The first four games of the final unfolded according to expectations. Neither woman could overwhelm the other with her serve, so each game went to deuce after a series of long rallies. The two finalists transitioned smoothly from defense to offense and from the baseline to the forecourt, engaging in several cat-and-mouse exchanges near the net. Radwanska and Pennetta also took their chances on second-serve returns, finding imaginative angles for clean winners. Untroubled by debutante nerves, Pennetta faced only one break point in that span. She saved it with a bold challenge that stopped play but revealed that she had seen the ball correctly. That boost seemed to embolden the Italian, who claimed the first break of the final in the next game.

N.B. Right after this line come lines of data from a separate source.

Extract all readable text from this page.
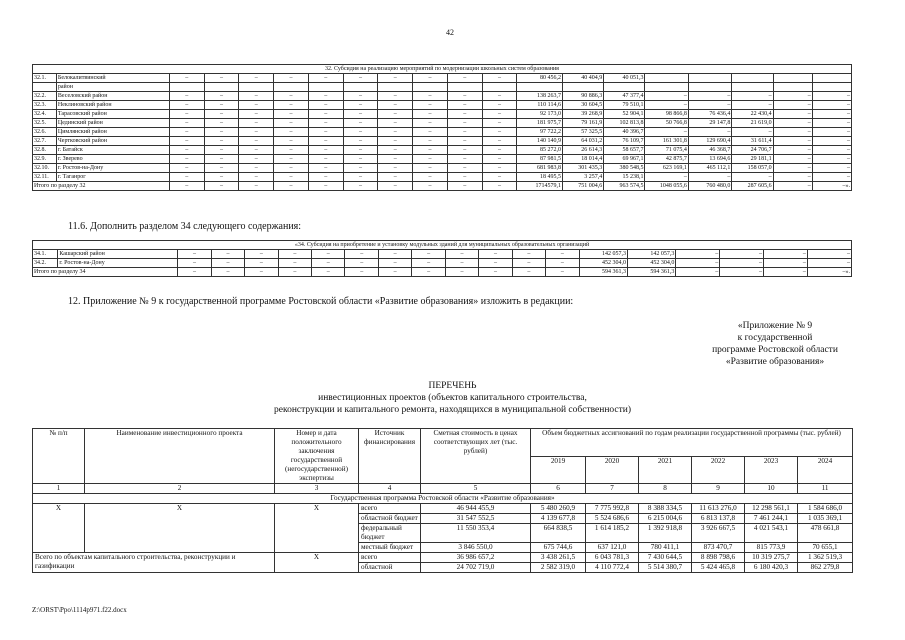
42
32. Субсидия на реализацию мероприятий по модернизации школьных систем образования																			
32.1.	Белокалитвинский	–	–	–	–	–	–	–	–	–	–	80 456,2	40 404,9	40 051,3					
	район																		
32.2.	Веселовский район	–	–	–	–	–	–	–	–	–	–	138 263,7	90 886,3	47 377,4	–	–	–	–	–
32.3.	Неклиновский район	–	–	–	–	–	–	–	–	–	–	110 114,6	30 604,5	79 510,1	–	–	–	–	–
32.4.	Тарасовский район	–	–	–	–	–	–	–	–	–	–	92 173,0	39 268,9	52 904,1	98 866,8	76 436,4	22 430,4	–	–
32.5.	Цединский район	–	–	–	–	–	–	–	–	–	–	181 975,7	79 161,9	102 813,8	50 766,8	29 147,8	21 619,0	–	–
32.6.	Цимлянский район	–	–	–	–	–	–	–	–	–	–	97 722,2	57 325,5	40 396,7	–	–	–	–	–
32.7.	Чертковский район	–	–	–	–	–	–	–	–	–	–	140 140,9	64 031,2	76 109,7	161 301,8	129 690,4	31 611,4	–	–
32.8.	г. Батайск	–	–	–	–	–	–	–	–	–	–	85 272,0	26 614,3	58 657,7	71 075,4	46 368,7	24 706,7	–	–
32.9.	г. Зверево	–	–	–	–	–	–	–	–	–	–	87 981,5	18 014,4	69 967,1	42 875,7	13 694,6	29 181,1	–	–
32.10.	г. Ростов-на-Дону	–	–	–	–	–	–	–	–	–	–	681 983,8	301 435,3	380 548,5	623 169,1	465 112,1	158 057,0	–	–
32.11.	г. Таганрог	–	–	–	–	–	–	–	–	–	–	18 495,5	3 257,4	15 238,1	–	–	–	–	–
Итого по разделу 32		–	–	–	–	–	–	–	–	–	–	1714579,1	751 004,6	963 574,5	1048 055,6	760 480,0	287 605,6	–	–».
11.6. Дополнить разделом 34 следующего содержания:
«34. Субсидия на приобретение и установку модульных зданий для муниципальных образовательных организаций																			
34.1.	Кашарский район	–	–	–	–	–	–	–	–	–	–	–	–	142 057,3	142 057,3	–	–	–	–
34.2.	г. Ростов-на-Дону	–	–	–	–	–	–	–	–	–	–	–	–	452 304,0	452 304,0	–	–	–	–
Итого по разделу 34		–	–	–	–	–	–	–	–	–	–	–	–	594 361,3	594 361,3	–	–	–	–».
12. Приложение № 9 к государственной программе Ростовской области «Развитие образования» изложить в редакции:
«Приложение № 9
к государственной
программе Ростовской области
«Развитие образования»
ПЕРЕЧЕНЬ
инвестиционных проектов (объектов капитального строительства,
реконструкции и капитального ремонта, находящихся в муниципальной собственности)
№ п/п	Наименование инвестиционного проекта	Номер и дата положительного заключения государственной (негосударственной) экспертизы	Источник финансирования	Сметная стоимость в ценах соответствующих лет (тыс. рублей)	Объем бюджетных ассигнований по годам реализации государственной программы (тыс. рублей)					
					2019	2020	2021	2022	2023	2024
1	2	3	4	5	6	7	8	9	10	11
Государственная программа Ростовской области «Развитие образования»										
X	X	X	всего	46 944 455,9	5 480 260,9	7 775 992,8	8 388 334,5	11 613 276,0	12 298 561,1	1 584 686,0
			областной бюджет	31 547 552,5	4 139 677,8	5 524 686,6	6 215 004,6	6 813 137,8	7 461 244,1	1 035 369,1
			федеральный бюджет	11 550 353,4	664 838,5	1 614 185,2	1 392 918,8	3 926 667,5	4 021 543,1	478 661,8
			местный бюджет	3 846 550,0	675 744,6	637 121,0	780 411,1	873 470,7	815 773,9	70 655,1
Всего по объектам капитального строительства, реконструкции и газификации		X	всего	36 986 657,2	3 438 261,5	6 043 781,3	7 430 644,5	8 898 798,6	10 319 275,7	1 362 519,3
			областной	24 702 719,0	2 582 319,0	4 110 772,4	5 514 380,7	5 424 465,8	6 180 420,3	862 279,8
Z:\ORST\Ppo\1114p971.f22.docx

Pennetta may have drawn first blood, but the early break did not seem like a vital blow. To pull off the upset, she would need to string together long sequences of clean tennis against Radwanska’s agile defense. During the latter stages of the first set, however, Pennetta answered the bell. She constructed points effectively by often hitting behind Radwanska to keep her off balance. Perhaps the Pole felt the pressure of the heavy favorite to win this marquee title. At any rate, her vaunted control deserted her as she donated more unforced errors than she usually does.

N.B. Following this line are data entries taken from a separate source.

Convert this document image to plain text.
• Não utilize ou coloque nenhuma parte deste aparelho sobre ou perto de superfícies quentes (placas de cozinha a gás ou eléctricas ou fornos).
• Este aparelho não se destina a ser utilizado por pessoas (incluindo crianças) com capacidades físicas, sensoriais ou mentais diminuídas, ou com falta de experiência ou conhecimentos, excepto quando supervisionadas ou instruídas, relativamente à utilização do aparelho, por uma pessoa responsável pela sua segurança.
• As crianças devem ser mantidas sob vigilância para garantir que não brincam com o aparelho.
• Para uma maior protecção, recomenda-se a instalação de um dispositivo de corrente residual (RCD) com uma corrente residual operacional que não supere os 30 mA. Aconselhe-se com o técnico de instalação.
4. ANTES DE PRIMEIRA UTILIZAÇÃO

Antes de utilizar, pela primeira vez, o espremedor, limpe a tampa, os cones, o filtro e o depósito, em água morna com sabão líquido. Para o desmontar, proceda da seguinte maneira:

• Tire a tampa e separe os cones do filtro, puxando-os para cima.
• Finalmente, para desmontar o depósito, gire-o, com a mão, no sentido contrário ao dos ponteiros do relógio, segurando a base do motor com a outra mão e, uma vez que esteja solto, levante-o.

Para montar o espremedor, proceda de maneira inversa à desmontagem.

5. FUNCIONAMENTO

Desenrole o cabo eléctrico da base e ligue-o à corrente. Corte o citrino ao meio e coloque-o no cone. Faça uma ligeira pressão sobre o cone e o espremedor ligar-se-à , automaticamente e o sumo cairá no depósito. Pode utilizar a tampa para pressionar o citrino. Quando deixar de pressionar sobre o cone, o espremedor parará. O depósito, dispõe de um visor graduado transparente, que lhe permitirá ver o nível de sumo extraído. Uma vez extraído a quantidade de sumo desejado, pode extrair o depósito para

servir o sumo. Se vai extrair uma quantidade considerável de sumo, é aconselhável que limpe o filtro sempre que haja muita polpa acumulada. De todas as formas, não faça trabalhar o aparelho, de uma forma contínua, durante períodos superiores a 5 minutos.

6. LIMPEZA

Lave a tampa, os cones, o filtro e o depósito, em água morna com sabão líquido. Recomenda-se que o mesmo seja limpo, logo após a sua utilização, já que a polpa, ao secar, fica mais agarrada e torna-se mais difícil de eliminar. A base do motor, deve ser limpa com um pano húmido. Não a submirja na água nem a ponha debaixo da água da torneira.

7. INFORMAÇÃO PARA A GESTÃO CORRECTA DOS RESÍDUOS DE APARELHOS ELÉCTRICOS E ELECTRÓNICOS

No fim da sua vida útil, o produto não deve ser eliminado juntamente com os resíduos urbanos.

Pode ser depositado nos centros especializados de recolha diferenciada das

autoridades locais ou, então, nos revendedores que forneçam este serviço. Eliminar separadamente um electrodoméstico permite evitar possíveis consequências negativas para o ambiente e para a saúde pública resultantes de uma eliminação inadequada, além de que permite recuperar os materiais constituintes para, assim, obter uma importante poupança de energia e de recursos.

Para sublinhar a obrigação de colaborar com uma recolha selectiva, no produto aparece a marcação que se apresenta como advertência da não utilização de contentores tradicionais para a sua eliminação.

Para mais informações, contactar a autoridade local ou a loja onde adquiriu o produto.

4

The first set ended with a convincing 6-2 scoreline for the Italian underdog, seeking her first title in four years. Pennetta probably recalled losing her last two finals after winning the first set in each of them, so she knew that the battle was not over. After the first game, though, the energy drained out of the stadium when Radwanska summoned the trainer. A left leg injury required a medical timeout, and she did not return as the same player.
Although Radwanska would earn her second and last break point in the next game, the injury clearly hampered her movement along the baseline. She dropped the last six games of the tepid second set, ending the match with just 10 winners against 29 unforced errors. Almost never does one see such a poor ratio from a woman who makes her living from her consistency. Just as a heavy server struggles to cope with a shoulder injury, a quick-footed counterpuncher like Radwanska struggled to cope with an injury that undermined one of her greatest strengths.

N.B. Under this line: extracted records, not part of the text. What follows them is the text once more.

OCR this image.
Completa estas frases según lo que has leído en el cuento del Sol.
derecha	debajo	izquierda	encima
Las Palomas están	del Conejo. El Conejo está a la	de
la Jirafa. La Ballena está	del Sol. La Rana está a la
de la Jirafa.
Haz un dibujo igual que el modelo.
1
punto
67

As disappointing as it was, the injury to the world No. 3 should not diminish what Pennetta accomplished in winning the most significant title of her career. The Italian will rise to the brink of the top 10 at No. 12 by winning the 2014 BNP Paribas Open, where she scored her first pair of consecutive victories over top-five opponents. Pennetta has won four of her five clashes with top-10 foes this year, showing that she still can compete with the elite at age 32. She stayed within herself for most of the final, including the period before injury overtook Radwanska. When the injury did strike, Pennetta stayed focused and steady from the baseline rather than allowing events across the net to distract her.
The last few years have seen a series of Italian women rise to excel at the highest levels of tennis. First among them was Francesca Schiavone, who sprung one of the most stunning surprises in recent memory by sweeping to the Roland Garros title in 2010. Then came Sara Errani, who reached the Roland Garros final a year later while rising with compatriot Roberta Vinci to the top ranking in doubles.
Those Italians had enjoyed their greatest successes on clay, the surface on which they honed their games. At least as comfortable on blue asphalt as on crushed red brick, Flavia Pennetta has poised herself to extend her nation’s achievements to venues far from home.